# The horse that saved my life.



## madyasmkey (Jan 26, 2014)

This is just about the day I got my horse, every bit of it is true. 

It was October the 18th 2011. A Tuesday. I had endued yet another terrible day at school, everyone in my year making up new rumours, new jokes. Each more horrid than the last. I had spent the whole 6 hours in each and every lesson in tears. Not one person cared, they just laughed. That was going to be my last day at school in my eyes, I was never going to see these people ever again. I planned in my head each and every way I could end this torture that is and was my school life. I came to the conclusion that a knife would do the job, when everyone was in bed that night. The planning I had done in my head was done without gaps. There would be nothing left to chance. 

On the bus ride home the jokes continued, I had a tomatoe squished on my head and an egg sandwich rubbed into my face. When the bus finally reached my stop, I got off, crowd the road and ran home, crying. Lucky for me I lived less than a minute from my house. 

I was quick to get in the shower so my mum and brothers didn't see me. As soon as I was out and dressed I received a phone call from my mum telling me I had a riding lesson, she was late home so dad was going to take me with my brothers. Quickly, I was upstairs and getting into my riding jodhpurs and boots. Once done, my dad turned up, me and my two brothers got in and drove to the yard which was just 3 miles down the road. 

5 minutes later we arrived. Finally. I walked into the barn where my mum was stood with Vicky (the yard owners daughter), talking. My mum looked at me and told me to tack the horse up in the middle right stable. So I went over, saw my beautiful chestnut 4 year old mare. I looked between my mum and the horse before bursting into tears and hugging my horse tight. Being a horse, she pulled back and went to eating her hay. I was baling my eyes out and for once it was for a good reason. Before I went in the stable, I had to ask if I was allowed to first. Considering it was her first time moving since she was 2 and a half and had only been there for a few minutes, she was very relaxed. 

As I stood and groomed MY horse I cried. I was going to have her for the rest of her life and was never going to let her go. That was the day I made the decision that I was going to put up with the people at school and live to make her life the best it could be. 

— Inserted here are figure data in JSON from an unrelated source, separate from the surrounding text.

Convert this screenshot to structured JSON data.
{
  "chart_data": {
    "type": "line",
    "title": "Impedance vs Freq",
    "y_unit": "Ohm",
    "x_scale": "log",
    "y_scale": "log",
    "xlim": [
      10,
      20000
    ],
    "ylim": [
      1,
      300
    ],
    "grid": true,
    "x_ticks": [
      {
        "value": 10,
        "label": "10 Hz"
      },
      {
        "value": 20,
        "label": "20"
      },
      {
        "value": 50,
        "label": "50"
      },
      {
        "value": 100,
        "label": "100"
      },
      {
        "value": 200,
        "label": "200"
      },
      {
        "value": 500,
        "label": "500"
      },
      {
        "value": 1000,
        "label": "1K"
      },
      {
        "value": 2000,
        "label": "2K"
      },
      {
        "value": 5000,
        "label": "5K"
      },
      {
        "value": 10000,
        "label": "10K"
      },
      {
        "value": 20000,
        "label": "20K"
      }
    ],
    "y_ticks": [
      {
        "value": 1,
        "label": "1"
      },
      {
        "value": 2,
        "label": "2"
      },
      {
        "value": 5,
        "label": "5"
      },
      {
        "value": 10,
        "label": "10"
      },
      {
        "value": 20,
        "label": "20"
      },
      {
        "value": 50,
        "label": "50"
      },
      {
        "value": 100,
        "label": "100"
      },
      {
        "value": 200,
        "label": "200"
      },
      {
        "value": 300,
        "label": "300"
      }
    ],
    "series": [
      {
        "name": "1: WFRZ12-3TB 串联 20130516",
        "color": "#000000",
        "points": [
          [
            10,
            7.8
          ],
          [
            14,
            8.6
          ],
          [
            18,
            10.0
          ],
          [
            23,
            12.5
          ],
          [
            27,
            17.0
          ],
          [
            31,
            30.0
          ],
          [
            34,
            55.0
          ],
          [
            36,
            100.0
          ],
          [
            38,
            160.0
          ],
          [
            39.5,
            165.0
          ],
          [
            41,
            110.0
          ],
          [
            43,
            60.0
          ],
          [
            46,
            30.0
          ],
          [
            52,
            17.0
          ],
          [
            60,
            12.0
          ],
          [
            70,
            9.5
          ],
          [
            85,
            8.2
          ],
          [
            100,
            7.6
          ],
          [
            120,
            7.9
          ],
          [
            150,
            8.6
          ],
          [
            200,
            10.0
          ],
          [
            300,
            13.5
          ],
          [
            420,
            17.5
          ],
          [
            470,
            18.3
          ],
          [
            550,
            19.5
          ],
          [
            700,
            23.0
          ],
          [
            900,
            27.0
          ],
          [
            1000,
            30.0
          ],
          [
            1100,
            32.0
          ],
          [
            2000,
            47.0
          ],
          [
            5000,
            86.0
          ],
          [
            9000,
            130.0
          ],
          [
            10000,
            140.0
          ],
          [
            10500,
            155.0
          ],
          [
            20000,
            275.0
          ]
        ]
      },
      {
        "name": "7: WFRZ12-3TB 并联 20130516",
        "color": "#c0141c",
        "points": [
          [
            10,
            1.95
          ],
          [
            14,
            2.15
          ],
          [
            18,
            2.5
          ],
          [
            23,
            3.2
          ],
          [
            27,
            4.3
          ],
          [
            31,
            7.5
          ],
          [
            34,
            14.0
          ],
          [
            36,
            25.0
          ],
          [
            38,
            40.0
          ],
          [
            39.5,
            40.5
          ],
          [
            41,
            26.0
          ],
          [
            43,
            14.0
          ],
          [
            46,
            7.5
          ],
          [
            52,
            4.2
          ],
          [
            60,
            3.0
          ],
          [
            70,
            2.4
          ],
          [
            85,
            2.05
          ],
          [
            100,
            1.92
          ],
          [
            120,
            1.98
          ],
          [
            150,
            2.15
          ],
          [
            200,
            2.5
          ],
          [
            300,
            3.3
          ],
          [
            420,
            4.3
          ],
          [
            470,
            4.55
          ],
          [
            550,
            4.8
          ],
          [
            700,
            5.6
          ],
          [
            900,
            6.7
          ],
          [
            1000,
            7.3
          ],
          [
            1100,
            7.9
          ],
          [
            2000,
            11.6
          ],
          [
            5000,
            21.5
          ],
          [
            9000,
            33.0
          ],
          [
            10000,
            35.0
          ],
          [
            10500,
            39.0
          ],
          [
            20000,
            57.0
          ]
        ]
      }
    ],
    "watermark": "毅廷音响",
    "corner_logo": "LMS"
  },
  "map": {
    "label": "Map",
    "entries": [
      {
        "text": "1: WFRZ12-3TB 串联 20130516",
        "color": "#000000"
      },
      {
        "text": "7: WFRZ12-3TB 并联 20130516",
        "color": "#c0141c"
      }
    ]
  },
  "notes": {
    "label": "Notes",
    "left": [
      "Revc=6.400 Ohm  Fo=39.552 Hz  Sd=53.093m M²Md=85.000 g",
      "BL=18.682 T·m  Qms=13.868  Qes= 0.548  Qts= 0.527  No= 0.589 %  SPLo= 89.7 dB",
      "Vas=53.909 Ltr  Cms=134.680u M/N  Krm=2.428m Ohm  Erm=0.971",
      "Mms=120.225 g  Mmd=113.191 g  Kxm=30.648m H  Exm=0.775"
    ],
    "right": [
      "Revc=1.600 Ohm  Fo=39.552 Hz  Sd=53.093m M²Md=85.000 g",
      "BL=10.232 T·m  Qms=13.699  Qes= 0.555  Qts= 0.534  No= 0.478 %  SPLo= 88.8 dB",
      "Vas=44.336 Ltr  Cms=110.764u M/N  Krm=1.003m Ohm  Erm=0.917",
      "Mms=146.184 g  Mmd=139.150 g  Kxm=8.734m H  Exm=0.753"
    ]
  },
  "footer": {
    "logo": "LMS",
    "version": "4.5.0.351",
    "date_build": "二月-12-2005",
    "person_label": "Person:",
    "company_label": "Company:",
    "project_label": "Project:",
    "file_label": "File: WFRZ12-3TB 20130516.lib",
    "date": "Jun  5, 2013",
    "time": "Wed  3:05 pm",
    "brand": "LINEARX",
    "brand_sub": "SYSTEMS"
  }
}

To this day I have no-one to talk to at school, even two years later and in year 11 the same immature and horrible jokes have me in tear nearly every day. I have always put my horses welfare over my own. This is the horse that took 10 months of me working with her before we were allowed to buy her. She took 6 months to accept both and rider and saddle happily. I now have my best friend with me and she quite literally is the horse that saved my life.


----------



## WaveHorse2 (Aug 23, 2013)

That's awesome that you found her! Though, as for those people, just remember this : "Anyone who tries to pull you down is already bellow you". Or something similar: "Anyone who tries to break you down, is already broken" - they have to pester you to feel better about themselves. Don't worry about them. I'm not saying it's easy to go through all that. It's amazing that you've went through all that without letting them get to you. You already won, they are still trying, but you already won.
_Posted via Mobile Device_


----------



## Northernstar (Jul 23, 2011)

So happy that you have this beautiful horse and she has you!!!! Not one of those kids at school could ever claim this kind of horsemanship and you have a life they could never imagine. "No one can make you feel inferior without your consent" - Eleanor Roosevelt. How is the phrase in England? "Today's worries are tomorrow's chip paper." _*Enjoy your wonderful life with your horse!*_


----------



## madyasmkey (Jan 26, 2014)

Never really hard any of those phrases before but I'm just looking forward to getting out of school.


----------



## faiza425 (Dec 21, 2012)

Beautiful. Stay strong!


----------



## MyFillyAspen (Oct 28, 2012)

I have no words... your story is so touching. Gah, now I am wishing I was still in my schooling years (I just gratuated actually) and at your school with you, you dont deserve that kind of treatment (I was bullied too, and often depressed and in tears many a time, to the point my mum was threatening to take me out of my school without warning). I am so glad you have a horse now that you can focus on and help you through these times, they are an amazing friend. I for one am glad you are still here, though I do not know you from a bar of soap, you seem like an honest and appreciative young lady. Chin up, times get tough, but there is so much to live for - including Ginny now


----------